Restless on land, Robert Turano grew up surfing in the exclusive “No Jews Allowed” enclave of Breezy Point. Five families lived in bungalows there year-round. In winter it was isolated and desolate, says B.T., “We lived like Maoris.” Early on, he recoiled from the scripted regime of marriage, military, work, debt and mortgage. Instead, he pulled a classic 4F deferment, avoided the war and wandered the world, searching for something. Most of the Beach 38th Street crew settled down locally, got married, had kids, bought houses and had jobs. As Mrs. Taska explains, “Everything seemed to blend together.” Only Jerry Amello was a dedicated lifer, travelling the world for surf, free of ties.
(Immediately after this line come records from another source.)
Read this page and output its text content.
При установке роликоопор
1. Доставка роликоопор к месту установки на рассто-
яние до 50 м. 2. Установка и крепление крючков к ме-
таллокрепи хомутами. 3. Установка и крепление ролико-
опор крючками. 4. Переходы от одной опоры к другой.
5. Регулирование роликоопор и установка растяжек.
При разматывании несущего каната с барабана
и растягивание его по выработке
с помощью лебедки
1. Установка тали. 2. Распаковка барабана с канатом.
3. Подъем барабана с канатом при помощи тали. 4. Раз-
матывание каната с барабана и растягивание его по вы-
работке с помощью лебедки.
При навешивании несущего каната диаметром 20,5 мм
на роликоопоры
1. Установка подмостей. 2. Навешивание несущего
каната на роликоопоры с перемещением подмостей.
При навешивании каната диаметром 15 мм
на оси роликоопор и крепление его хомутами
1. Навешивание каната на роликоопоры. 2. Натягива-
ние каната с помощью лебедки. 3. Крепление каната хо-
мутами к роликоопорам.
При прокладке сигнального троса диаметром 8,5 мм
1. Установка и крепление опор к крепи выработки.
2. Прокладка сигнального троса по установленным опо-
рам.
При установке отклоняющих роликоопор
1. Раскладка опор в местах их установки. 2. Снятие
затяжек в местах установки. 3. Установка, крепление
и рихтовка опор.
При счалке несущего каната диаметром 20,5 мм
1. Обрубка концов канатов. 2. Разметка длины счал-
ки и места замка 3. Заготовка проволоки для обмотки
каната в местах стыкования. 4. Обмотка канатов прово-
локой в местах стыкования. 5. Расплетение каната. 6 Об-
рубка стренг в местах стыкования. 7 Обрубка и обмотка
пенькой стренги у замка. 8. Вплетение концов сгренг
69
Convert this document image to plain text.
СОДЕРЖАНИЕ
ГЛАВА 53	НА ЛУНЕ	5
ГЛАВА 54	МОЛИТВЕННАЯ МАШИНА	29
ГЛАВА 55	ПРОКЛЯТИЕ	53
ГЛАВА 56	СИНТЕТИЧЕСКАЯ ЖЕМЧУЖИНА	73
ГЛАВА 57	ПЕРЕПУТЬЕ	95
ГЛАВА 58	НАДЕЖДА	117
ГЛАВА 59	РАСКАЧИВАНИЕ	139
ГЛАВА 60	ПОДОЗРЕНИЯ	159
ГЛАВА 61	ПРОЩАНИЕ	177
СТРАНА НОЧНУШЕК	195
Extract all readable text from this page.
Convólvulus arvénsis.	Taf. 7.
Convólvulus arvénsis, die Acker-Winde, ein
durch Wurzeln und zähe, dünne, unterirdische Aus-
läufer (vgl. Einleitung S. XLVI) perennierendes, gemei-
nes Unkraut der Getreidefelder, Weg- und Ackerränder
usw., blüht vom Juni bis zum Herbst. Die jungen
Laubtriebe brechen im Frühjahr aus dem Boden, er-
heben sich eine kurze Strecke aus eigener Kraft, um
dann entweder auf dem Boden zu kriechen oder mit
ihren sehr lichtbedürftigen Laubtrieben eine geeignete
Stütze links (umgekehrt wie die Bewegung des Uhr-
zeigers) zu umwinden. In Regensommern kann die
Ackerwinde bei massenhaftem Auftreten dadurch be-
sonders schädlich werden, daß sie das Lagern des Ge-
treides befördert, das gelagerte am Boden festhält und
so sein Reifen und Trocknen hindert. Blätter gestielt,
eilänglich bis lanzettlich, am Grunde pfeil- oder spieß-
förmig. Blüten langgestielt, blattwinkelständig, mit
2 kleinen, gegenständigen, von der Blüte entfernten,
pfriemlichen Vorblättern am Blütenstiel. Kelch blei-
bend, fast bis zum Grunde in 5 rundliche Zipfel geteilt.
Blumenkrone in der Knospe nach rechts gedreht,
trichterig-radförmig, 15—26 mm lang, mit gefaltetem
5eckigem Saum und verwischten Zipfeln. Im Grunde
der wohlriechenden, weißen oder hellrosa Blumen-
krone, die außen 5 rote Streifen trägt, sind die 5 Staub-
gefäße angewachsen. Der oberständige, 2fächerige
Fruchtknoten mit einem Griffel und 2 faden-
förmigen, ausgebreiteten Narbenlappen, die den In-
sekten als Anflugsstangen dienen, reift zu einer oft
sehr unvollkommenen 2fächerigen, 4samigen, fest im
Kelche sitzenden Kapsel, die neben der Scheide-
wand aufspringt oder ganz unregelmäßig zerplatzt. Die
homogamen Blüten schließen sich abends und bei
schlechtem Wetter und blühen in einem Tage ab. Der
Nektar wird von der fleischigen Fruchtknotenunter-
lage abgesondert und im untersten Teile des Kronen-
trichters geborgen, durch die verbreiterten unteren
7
B.T.’s journey took a different turn. Sometimes he wonders if a more rooted life might have served him better. He ultimately finds what he needs on the East End of Long Island. Now over sixty, the former guitarist in an infamous local “Bonac Rock City” band called Chum, B.T. is also the father of Ray Doll Hummer, a Nashville rockabilly musician I proudly call my niece. Although she grew up in Hawaii, Ray Doll doesn’t surf. Hates the whole thing. I was renting a room in B.T.’s house in the summer of 2002, the summer Dee Dee Ramone died of a drug overdose. B.T. had settled in Springs, an arty fisherman’s hamlet of East Hampton, it’s glorious light made famous by Jackson Pollack and Willem DeKooning. Ray Doll and I were immersed in cosmology and cosmetology when Schemmerling came by to interview us. I was brought in as a sociologist, American by birth, Rockaway by the Grace of God.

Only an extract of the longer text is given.